Last year, Oregon became the first state to allow non-residents to come there for assisted suicide when it agreed to stop enforcing its residency requirement in response to a lawsuit by the pro-assisted suicide group Compassion and Choices. However, the requirement has not been repealed from its law.

Alex Schadenberg, executive director of the Euthanasia Prevention Coalition, said at least two people, including one from Texas and another from the east coast, have died by assisted suicide in Oregon so far.

“Removing the residency requirement in Oregon and Vermont permits every American to die by assisted suicide and turns Oregon and Vermont into suicide tourist states,” Schadenberg said in March. “The assisted suicide lobby knows that many states will not legalize assisted suicide, so they are forcing states that have legalized assisted suicide to provide death to every American who is seeking one.”

Meanwhile, pro-life leaders and disability rights organizations are working hard to defend life from the growing threat. In April, four disability advocacy groups sued California, arguing its assisted suicide law discriminates against people who struggle with life-long ailments by treating their lives as less worthy of protection.

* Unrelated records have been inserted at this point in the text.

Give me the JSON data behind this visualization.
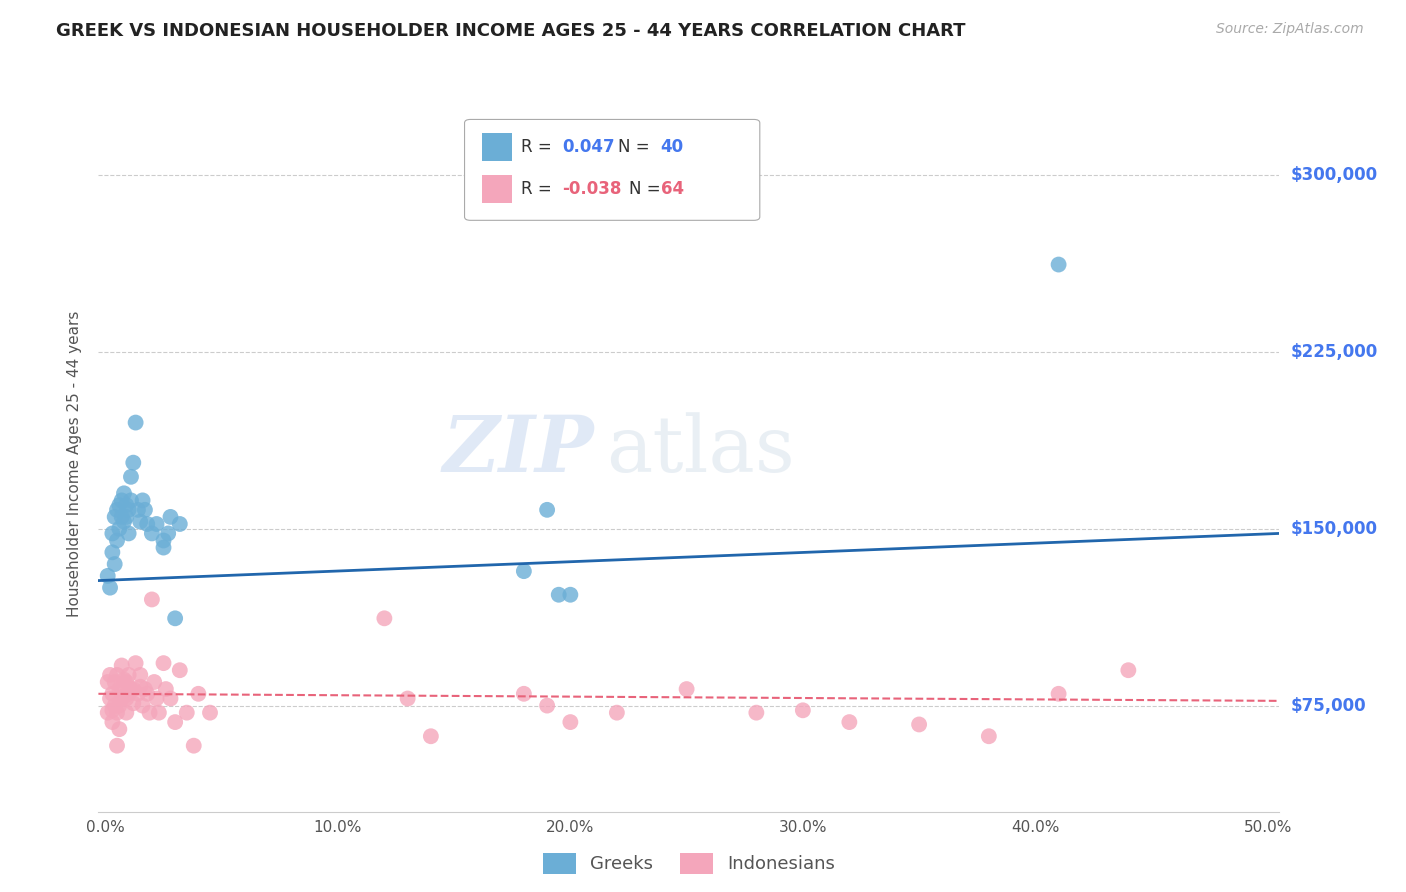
{
  "title": "GREEK VS INDONESIAN HOUSEHOLDER INCOME AGES 25 - 44 YEARS CORRELATION CHART",
  "source": "Source: ZipAtlas.com",
  "ylabel": "Householder Income Ages 25 - 44 years",
  "xlabel_ticks": [
    "0.0%",
    "10.0%",
    "20.0%",
    "30.0%",
    "40.0%",
    "50.0%"
  ],
  "xlabel_vals": [
    0.0,
    0.1,
    0.2,
    0.3,
    0.4,
    0.5
  ],
  "ylabel_ticks": [
    "$75,000",
    "$150,000",
    "$225,000",
    "$300,000"
  ],
  "ylabel_vals": [
    75000,
    150000,
    225000,
    300000
  ],
  "ylim": [
    30000,
    325000
  ],
  "xlim": [
    -0.003,
    0.505
  ],
  "watermark_zip": "ZIP",
  "watermark_atlas": "atlas",
  "legend_r1": "R = ",
  "legend_v1": " 0.047",
  "legend_n1": "  N = ",
  "legend_nv1": "40",
  "legend_r2": "R = ",
  "legend_v2": "-0.038",
  "legend_n2": "  N = ",
  "legend_nv2": "64",
  "greek_color": "#6baed6",
  "indo_color": "#f4a6bb",
  "greek_line_color": "#2166ac",
  "indo_line_color": "#e8637a",
  "background_color": "#ffffff",
  "grid_color": "#cccccc",
  "greek_x": [
    0.001,
    0.002,
    0.003,
    0.003,
    0.004,
    0.004,
    0.005,
    0.005,
    0.006,
    0.006,
    0.007,
    0.007,
    0.008,
    0.008,
    0.009,
    0.009,
    0.01,
    0.01,
    0.011,
    0.011,
    0.012,
    0.013,
    0.014,
    0.015,
    0.016,
    0.017,
    0.018,
    0.02,
    0.022,
    0.025,
    0.028,
    0.03,
    0.18,
    0.19,
    0.195,
    0.2,
    0.025,
    0.027,
    0.032,
    0.41
  ],
  "greek_y": [
    130000,
    125000,
    140000,
    148000,
    135000,
    155000,
    145000,
    158000,
    150000,
    160000,
    155000,
    162000,
    153000,
    165000,
    160000,
    155000,
    158000,
    148000,
    162000,
    172000,
    178000,
    195000,
    158000,
    153000,
    162000,
    158000,
    152000,
    148000,
    152000,
    145000,
    155000,
    112000,
    132000,
    158000,
    122000,
    122000,
    142000,
    148000,
    152000,
    262000
  ],
  "indo_x": [
    0.001,
    0.001,
    0.002,
    0.002,
    0.003,
    0.003,
    0.003,
    0.004,
    0.004,
    0.005,
    0.005,
    0.006,
    0.006,
    0.007,
    0.007,
    0.007,
    0.008,
    0.008,
    0.009,
    0.009,
    0.009,
    0.01,
    0.01,
    0.011,
    0.012,
    0.012,
    0.013,
    0.014,
    0.015,
    0.015,
    0.016,
    0.017,
    0.018,
    0.019,
    0.02,
    0.021,
    0.022,
    0.023,
    0.025,
    0.026,
    0.028,
    0.03,
    0.032,
    0.035,
    0.038,
    0.04,
    0.045,
    0.12,
    0.13,
    0.14,
    0.18,
    0.19,
    0.2,
    0.22,
    0.25,
    0.28,
    0.3,
    0.32,
    0.35,
    0.38,
    0.41,
    0.44,
    0.005,
    0.006
  ],
  "indo_y": [
    85000,
    72000,
    78000,
    88000,
    73000,
    68000,
    80000,
    75000,
    85000,
    72000,
    88000,
    75000,
    82000,
    78000,
    92000,
    82000,
    79000,
    86000,
    72000,
    78000,
    85000,
    88000,
    80000,
    82000,
    82000,
    76000,
    93000,
    80000,
    83000,
    88000,
    75000,
    82000,
    80000,
    72000,
    120000,
    85000,
    78000,
    72000,
    93000,
    82000,
    78000,
    68000,
    90000,
    72000,
    58000,
    80000,
    72000,
    112000,
    78000,
    62000,
    80000,
    75000,
    68000,
    72000,
    82000,
    72000,
    73000,
    68000,
    67000,
    62000,
    80000,
    90000,
    58000,
    65000
  ]
}
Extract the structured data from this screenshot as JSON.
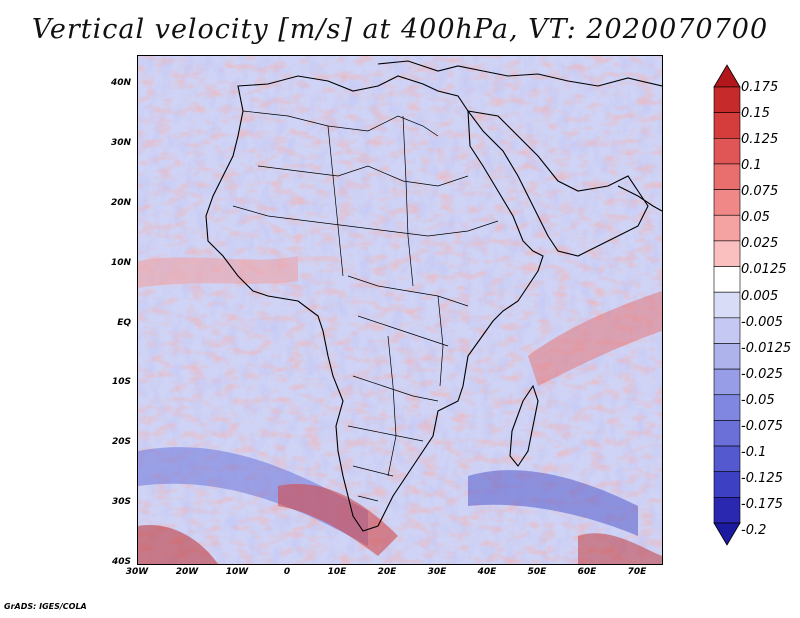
{
  "title": "Vertical velocity [m/s] at 400hPa, VT: 2020070700",
  "footer": "GrADS: IGES/COLA",
  "map": {
    "lon_range": [
      -30,
      75
    ],
    "lat_range": [
      -40,
      45
    ],
    "lon_ticks": [
      "30W",
      "20W",
      "10W",
      "0",
      "10E",
      "20E",
      "30E",
      "40E",
      "50E",
      "60E",
      "70E"
    ],
    "lat_ticks": [
      "40N",
      "30N",
      "20N",
      "10N",
      "EQ",
      "10S",
      "20S",
      "30S",
      "40S"
    ],
    "field": "vertical velocity at 400hPa"
  },
  "colorbar": {
    "labels": [
      "0.175",
      "0.15",
      "0.125",
      "0.1",
      "0.075",
      "0.05",
      "0.025",
      "0.0125",
      "0.005",
      "-0.005",
      "-0.0125",
      "-0.025",
      "-0.05",
      "-0.075",
      "-0.1",
      "-0.125",
      "-0.175",
      "-0.2"
    ],
    "colors": [
      "#b2181b",
      "#c62a2a",
      "#d53d3d",
      "#e05555",
      "#e96e6e",
      "#f08888",
      "#f5a2a2",
      "#fabfbf",
      "#ffffff",
      "#d9dcf7",
      "#c4c8f2",
      "#aeb3ec",
      "#979de6",
      "#8087e0",
      "#6a70d8",
      "#5459cf",
      "#3d40c2",
      "#2a28b0",
      "#1c1aa0"
    ]
  }
}
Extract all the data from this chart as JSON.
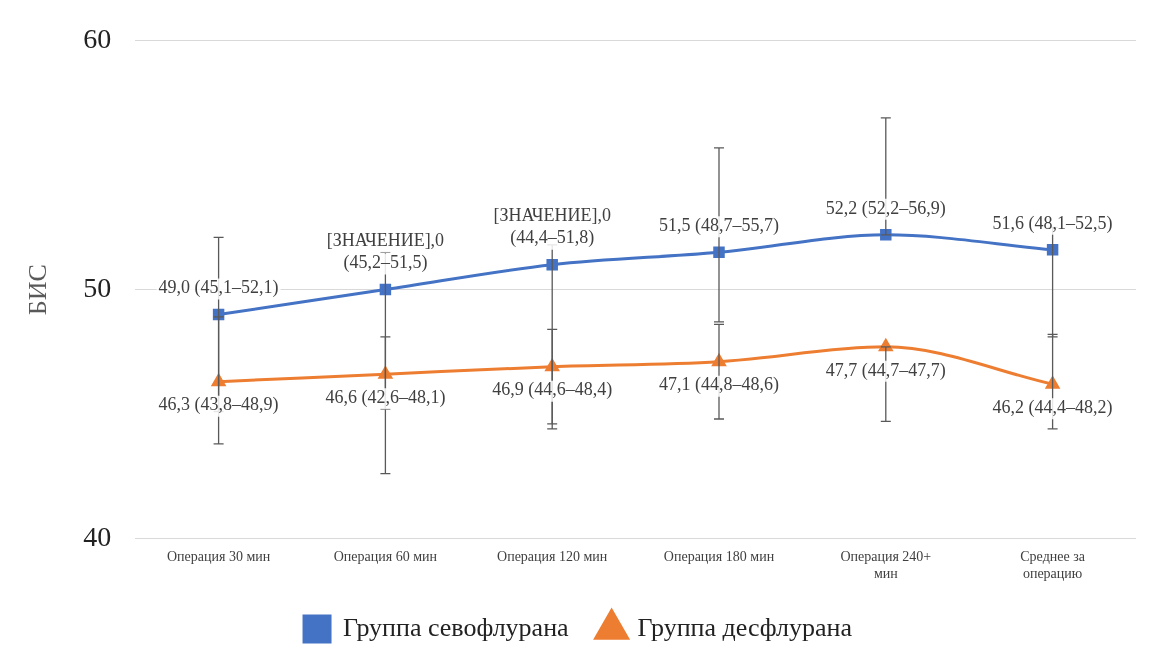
{
  "chart_data": {
    "type": "line",
    "ylabel": "БИС",
    "categories": [
      "Операция 30 мин",
      "Операция 60 мин",
      "Операция 120 мин",
      "Операция 180 мин",
      "Операция 240+ мин",
      "Среднее за операцию"
    ],
    "series": [
      {
        "name": "Группа севофлурана",
        "color": "#4472c4",
        "marker": "square",
        "values": [
          49.0,
          50.0,
          51.0,
          51.5,
          52.2,
          51.6
        ],
        "errors": [
          [
            45.1,
            52.1
          ],
          [
            45.2,
            51.5
          ],
          [
            44.4,
            51.8
          ],
          [
            48.7,
            55.7
          ],
          [
            52.2,
            56.9
          ],
          [
            48.1,
            52.5
          ]
        ],
        "value_labels": [
          "49,0 (45,1–52,1)",
          "[ЗНАЧЕНИЕ],0\n(45,2–51,5)",
          "[ЗНАЧЕНИЕ],0\n(44,4–51,8)",
          "51,5 (48,7–55,7)",
          "52,2 (52,2–56,9)",
          "51,6 (48,1–52,5)"
        ]
      },
      {
        "name": "Группа десфлурана",
        "color": "#ed7d31",
        "marker": "triangle",
        "values": [
          46.3,
          46.6,
          46.9,
          47.1,
          47.7,
          46.2
        ],
        "errors": [
          [
            43.8,
            48.9
          ],
          [
            42.6,
            48.1
          ],
          [
            44.6,
            48.4
          ],
          [
            44.8,
            48.6
          ],
          [
            44.7,
            47.7
          ],
          [
            44.4,
            48.2
          ]
        ],
        "value_labels": [
          "46,3 (43,8–48,9)",
          "46,6 (42,6–48,1)",
          "46,9 (44,6–48,4)",
          "47,1 (44,8–48,6)",
          "47,7 (44,7–47,7)",
          "46,2 (44,4–48,2)"
        ]
      }
    ],
    "ylim": [
      40,
      60
    ],
    "yticks": [
      40,
      50,
      60
    ],
    "grid": "y",
    "legend": "bottom"
  }
}
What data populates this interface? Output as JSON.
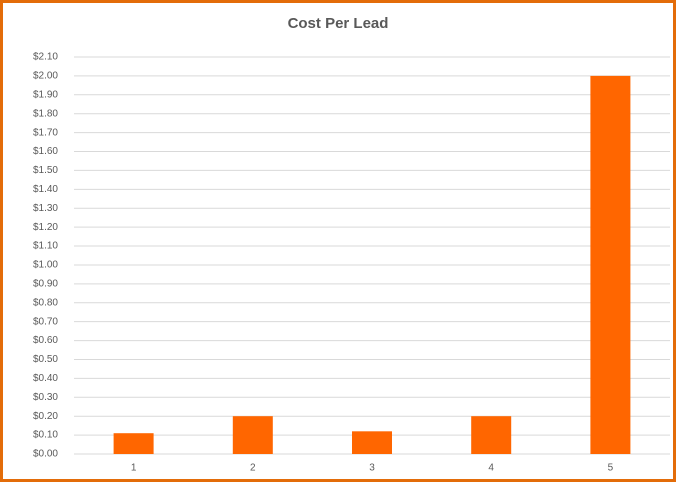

“Due to the many barriers to access I face as a black quad, I have been in some dark places – so dark that I had planned to die by assisted suicide,” said plaintiff Lonnie VanHook, a U.S. Navy veteran from Oakland, California, who suffered a spinal cord injury and is paralyzed from the neck down. “Thankfully, my personal relationship with a physician saved my life, but this law makes me feel like my life, as a disabled person, is seen as not worth living by so many in society, even though I have lived independently for decades.”